By Tommy Shannon

It is 1973 and I’m 7 years old, my parents won’t let us children watch television, and even if we could, the Watergate hearings have preempted all of the regular programming. We live in Washington D.C. for the summer, and this is the media story against which all others are measured. It ends up being broadcast 28 hours a day. I start reading my dad’s paperback copy of The Autobiography of Malcolm X, the slogan “by any means necessary” segues perfectly with the Watergate hearings. I decide that Malcolm X, and by extension books, are more interesting than TV will ever be. It’s not even a fair contest.

The word bipolar doesn’t have meaning to a 7 year old; later on I find manic depression is clustered on both sides of the family. On the upside, I’m reading adult books as a young child; on the downside, bone crushing depression and suspended states of near catatonia, alternated by manic vacations, risky behavior and self medicating. At least you get to be bright. I decide to revel in it.

Reading is a compelling escape from the beginning, a means to an end.  Wherever my head happens to be at that time, I want it somewhere else. In the coming years, I will figure out some alternative escape routes, such as becoming a drunken drug addict, sexual abandon, and borderline suicidal and dangerous behavior. The possibilities excite me, but for a child, a book is all I need. All things in good time.

Reading replaces school for me. I go to school to learn how to act around other people and get in fights during recess, I read to learn. This works fairly well, until an “unfortunate event” occurs in 9th grade; that’s the end of my high school career, I never return. Instead I take the SAT and ACT and go to college, they don’t even bother checking my nonexistent high school transcript. Looking like a 12 year old is fine, as long as you’re good at taking tests. I begin to realize that in this world, you are whoever you say you are. Sure sure, you bet.

Cut to the year 1999, I’m now 33. I live in Detroit and have just gotten back from another tour with my band. Despite my best efforts to squander all of my resources, I have money in the bank and a girlfriend of rare and sought after vintage. Many would trade places, but I wake up one morning and realize I won’t be doing this anymore. The music industry runs on hard drugs. I’ve been addicted to first quality China White heroin for the last 13 years. I leave my apartment, my girlfriend, my music equipment, and everything else I own behind in Detroit and take the first flight I can book to Santa Fe, New Mexico to kick drugs in the high desert plateau. Little do I know that I’m surrounded by heroin in Northern New Mexico. Fortunately, it is second or third quality, not even worth my time. Life is funny sometimes.

I read continuously for the next two months. Kicking heroin is getting used to feeling bad, that’s the secret. Once you get used to feeling bad, there isn’t a whole lot that life can throw at you, is there? I read so much I get headaches from the eyestrain. I laugh at mere headaches now. “You better run along, I think I hear your Momma calling. Don’t make me get out of bed. I’ll hit you so hard that your family tree will stagger.” Headaches flee rather than face retribution which is swift and certain. I would as well.

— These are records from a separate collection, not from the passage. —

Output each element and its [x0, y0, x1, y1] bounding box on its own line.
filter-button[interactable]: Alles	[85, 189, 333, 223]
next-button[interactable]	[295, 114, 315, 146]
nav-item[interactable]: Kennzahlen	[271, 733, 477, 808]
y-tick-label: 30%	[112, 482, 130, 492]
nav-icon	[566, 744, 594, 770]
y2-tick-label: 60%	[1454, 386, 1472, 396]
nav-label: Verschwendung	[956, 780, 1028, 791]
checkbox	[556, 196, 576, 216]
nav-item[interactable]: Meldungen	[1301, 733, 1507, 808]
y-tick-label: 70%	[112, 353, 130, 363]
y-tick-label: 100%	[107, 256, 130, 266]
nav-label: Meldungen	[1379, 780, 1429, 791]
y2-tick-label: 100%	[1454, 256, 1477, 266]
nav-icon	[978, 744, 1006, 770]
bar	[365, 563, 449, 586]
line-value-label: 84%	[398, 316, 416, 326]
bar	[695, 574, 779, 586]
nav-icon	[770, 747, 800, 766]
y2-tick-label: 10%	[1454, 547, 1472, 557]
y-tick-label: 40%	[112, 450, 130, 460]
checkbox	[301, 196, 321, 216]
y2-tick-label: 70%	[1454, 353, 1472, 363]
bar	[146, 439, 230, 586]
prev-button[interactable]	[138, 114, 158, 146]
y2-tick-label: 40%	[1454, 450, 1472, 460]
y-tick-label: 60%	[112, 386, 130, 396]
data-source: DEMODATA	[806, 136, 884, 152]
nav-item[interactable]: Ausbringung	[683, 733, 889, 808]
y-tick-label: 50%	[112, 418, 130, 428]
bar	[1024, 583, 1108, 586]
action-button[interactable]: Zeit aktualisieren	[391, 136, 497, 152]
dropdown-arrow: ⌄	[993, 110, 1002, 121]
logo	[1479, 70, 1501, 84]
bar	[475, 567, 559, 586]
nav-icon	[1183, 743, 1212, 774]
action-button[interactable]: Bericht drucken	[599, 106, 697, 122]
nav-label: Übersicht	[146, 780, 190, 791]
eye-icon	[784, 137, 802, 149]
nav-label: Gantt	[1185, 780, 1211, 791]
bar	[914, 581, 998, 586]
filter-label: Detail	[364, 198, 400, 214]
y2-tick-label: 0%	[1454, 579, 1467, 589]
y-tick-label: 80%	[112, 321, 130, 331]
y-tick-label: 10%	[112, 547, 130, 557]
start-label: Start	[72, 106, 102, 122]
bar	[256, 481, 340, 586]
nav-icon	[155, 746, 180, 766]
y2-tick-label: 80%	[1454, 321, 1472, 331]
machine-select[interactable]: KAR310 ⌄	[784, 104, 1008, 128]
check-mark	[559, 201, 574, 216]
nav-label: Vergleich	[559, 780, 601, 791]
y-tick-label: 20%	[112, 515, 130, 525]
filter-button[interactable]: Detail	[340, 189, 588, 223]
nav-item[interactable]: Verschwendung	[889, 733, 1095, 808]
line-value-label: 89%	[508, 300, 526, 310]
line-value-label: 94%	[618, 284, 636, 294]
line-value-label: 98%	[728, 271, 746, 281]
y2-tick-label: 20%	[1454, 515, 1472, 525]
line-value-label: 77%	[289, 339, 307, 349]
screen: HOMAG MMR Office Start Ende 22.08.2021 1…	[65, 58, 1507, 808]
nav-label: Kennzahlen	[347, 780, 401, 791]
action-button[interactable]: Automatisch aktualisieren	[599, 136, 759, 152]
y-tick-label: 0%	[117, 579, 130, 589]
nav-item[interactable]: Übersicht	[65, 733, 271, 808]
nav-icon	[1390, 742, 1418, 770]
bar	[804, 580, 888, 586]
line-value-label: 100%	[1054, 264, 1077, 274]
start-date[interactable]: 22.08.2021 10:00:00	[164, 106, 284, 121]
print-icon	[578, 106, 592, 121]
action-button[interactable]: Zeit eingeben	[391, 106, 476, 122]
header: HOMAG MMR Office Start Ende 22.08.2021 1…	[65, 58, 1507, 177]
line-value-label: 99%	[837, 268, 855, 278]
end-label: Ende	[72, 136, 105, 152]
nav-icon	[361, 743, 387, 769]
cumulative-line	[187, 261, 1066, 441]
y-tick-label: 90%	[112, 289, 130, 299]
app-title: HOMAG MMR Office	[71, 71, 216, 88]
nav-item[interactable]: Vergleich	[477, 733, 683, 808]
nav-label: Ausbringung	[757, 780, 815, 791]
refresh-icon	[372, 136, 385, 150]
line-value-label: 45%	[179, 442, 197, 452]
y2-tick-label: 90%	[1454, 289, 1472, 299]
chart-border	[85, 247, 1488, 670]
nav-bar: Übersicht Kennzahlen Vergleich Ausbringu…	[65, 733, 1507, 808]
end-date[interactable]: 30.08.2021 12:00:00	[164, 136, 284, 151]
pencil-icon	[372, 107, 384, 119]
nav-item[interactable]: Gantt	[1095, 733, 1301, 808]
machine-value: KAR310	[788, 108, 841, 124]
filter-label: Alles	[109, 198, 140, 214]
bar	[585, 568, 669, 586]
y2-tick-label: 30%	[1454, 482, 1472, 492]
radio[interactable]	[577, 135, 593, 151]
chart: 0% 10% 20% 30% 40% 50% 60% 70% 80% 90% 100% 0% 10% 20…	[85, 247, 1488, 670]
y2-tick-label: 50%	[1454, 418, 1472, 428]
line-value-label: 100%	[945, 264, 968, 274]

Reading becomes a valid use of my time when I’m too sick to do anything else. I imagine that I can read my way out of my addiction. That’s a dangerous idea, a mistake, completely wrong. Wrong is usually more interesting than right, so I run with it. Famous last words.

I decide to reinvent myself. I never play with a band that gets signed again. I get a Realtors license, but I don’t get along with the industry, or the qualifying brokers. I get along with the money famously, so I end up selling high end Persian carpets, flat weaves, and kilims in downtown Santa Fe for the next 9 years. I never do heroin again, instead, I do attitude, and I chase a lot of skirt. A fair trade.

Now it is now. I’m weary of hearing my peers tell me that I should write a book, so I take my first writing class. I read more than ever but I believe less of it. Experience shows us that life is defined by ambivalence and paradox, not certainty and party lines. Meaning is something that exists in each of our heads, not something that is objectively “out there.” I’ve become a menace on the sales floor, and understand the positioning and triggers that plant the seeds of desire and motivate each of us to buy. We’re collectively not nearly as sophisticated as we believe ourselves to be, but I accept that our species does have the seeds of greatness within it. In spite of my remarkable sales skill set, my interpersonal skills could still use some work. I am getting better at writing though, diplomacy may never be an area of strength for me. I’m good with that.